An indigent person, according to the legislative committee, is a person who is poor, helpless and needy who cannot afford the services of a lawyer for the conduct of a case or a legal proceeding.
The legislative committee chairperson, Sangay Khandu, who is also the Samtse NC member, while submitting the committee review report, said that although the issue was discussed in previous sessions, particularly during the budget deliberations, NC took the decision to undertake a comprehensive review during the strategic workshop held last June.
He cited Acts, and the Constitution that mandate a need to provide legal aid services to indigent persons. “If legal aid services are not provided, there will be discrepancies in uniform application of the law.”
The chairperson pointed out that while Acts mandate provision of legal aid, it has not identified any specific agency or focal point responsible for providing legal aid services. “There is no public defender office in the country.”
He also said that people are unaware of their rights to legal aid. “The judiciary also acknowledged that they have never provided any legal aid service so far.”
Committee member and Mongar NC member Sonam Wangchuk, said considering that all people are equal before the law and the Constitution ensures equality of opportunity to secure justice, the committee recommends legal aid services be provided to both civil and criminal cases. “This is to ensure that the poor and needy not only have the right but also the means to seek justice.”
He also said that a separate autonomous institution, in collaboration with the Bar Council and Bhutan National Law Institute (BNLI) should be established to spearhead the implementation of legal aid services in the country.
Gasa NC member Sangay Khandu said he was the first to question the Prime Minister in 2014 on the non-utilisation of budget provisioned for legal aid to indigent accused as enshrined in the laws and if relevant organisations fulfilled their mandate.
Differing from the committee’s recommendation, Zhemgang NC member Pema Drakpa, said that the Bar Council is responsible to defend the public as mandated in the Jabmi Act.

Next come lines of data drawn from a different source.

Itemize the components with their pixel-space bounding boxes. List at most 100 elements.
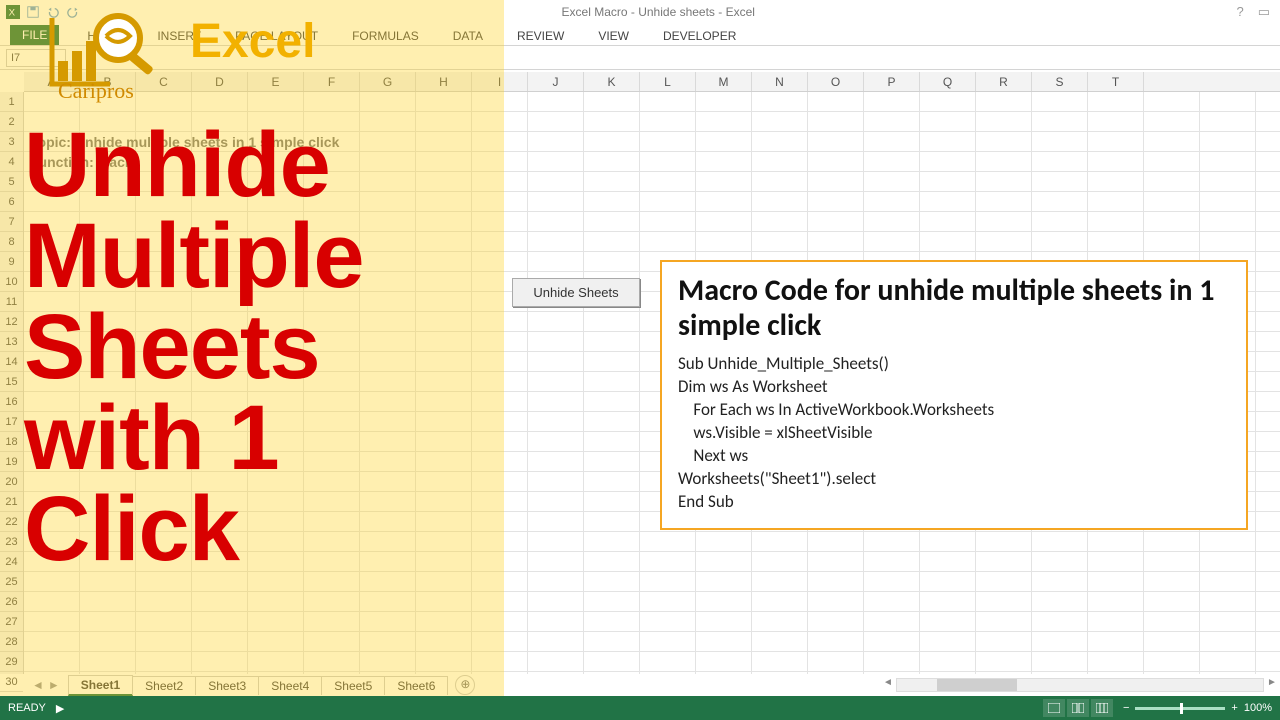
zoom-control: − + 100%: [1123, 702, 1272, 714]
view-buttons: [1043, 699, 1113, 717]
sheet-nav-next-icon[interactable]: ►: [48, 678, 60, 692]
column-header[interactable]: D: [192, 72, 248, 91]
column-header[interactable]: Q: [920, 72, 976, 91]
row-header[interactable]: 1: [0, 92, 23, 112]
headline-line-4: with 1: [24, 393, 364, 484]
row-header[interactable]: 21: [0, 492, 23, 512]
row-header[interactable]: 11: [0, 292, 23, 312]
row-header[interactable]: 27: [0, 612, 23, 632]
row-header[interactable]: 3: [0, 132, 23, 152]
row-header[interactable]: 18: [0, 432, 23, 452]
row-header[interactable]: 23: [0, 532, 23, 552]
row-header[interactable]: 30: [0, 672, 23, 692]
macro-code-panel: Macro Code for unhide multiple sheets in…: [660, 260, 1248, 530]
row-header[interactable]: 9: [0, 252, 23, 272]
scroll-thumb[interactable]: [937, 679, 1017, 691]
macro-record-icon[interactable]: ▶: [56, 702, 64, 715]
zoom-out-button[interactable]: −: [1123, 702, 1129, 714]
tab-view[interactable]: VIEW: [592, 27, 635, 45]
row-header[interactable]: 29: [0, 652, 23, 672]
row-header[interactable]: 10: [0, 272, 23, 292]
column-header[interactable]: I: [472, 72, 528, 91]
sheet-tab-strip: ◄ ► Sheet1 Sheet2 Sheet3 Sheet4 Sheet5 S…: [24, 674, 475, 696]
zoom-in-button[interactable]: +: [1231, 702, 1237, 714]
row-header[interactable]: 25: [0, 572, 23, 592]
sheet-tab-5[interactable]: Sheet5: [321, 676, 385, 695]
view-page-break-icon[interactable]: [1091, 699, 1113, 717]
overlay-brand-excel: Excel: [190, 14, 315, 69]
column-header[interactable]: F: [304, 72, 360, 91]
column-header[interactable]: J: [528, 72, 584, 91]
view-normal-icon[interactable]: [1043, 699, 1065, 717]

Trongsa NC member Tharchen also said that Bar Council is appropriate to handle indigent aid.
He also raised concerns on the criteria for an indigent person based on the minimum daily wage rate. “The criteria should be stringent so that it does not open a floodgate for state fund.”
The committee chairperson said that they discussed with Bar Council members who informed them that they have nothing to do with providing legal aid services to the indigent. “Judiciary said they are adjudicators of justice and there would be a conflict of interest if they provide the service.”
The house will also deliberate the issue on November 28 to finalise the resolutions.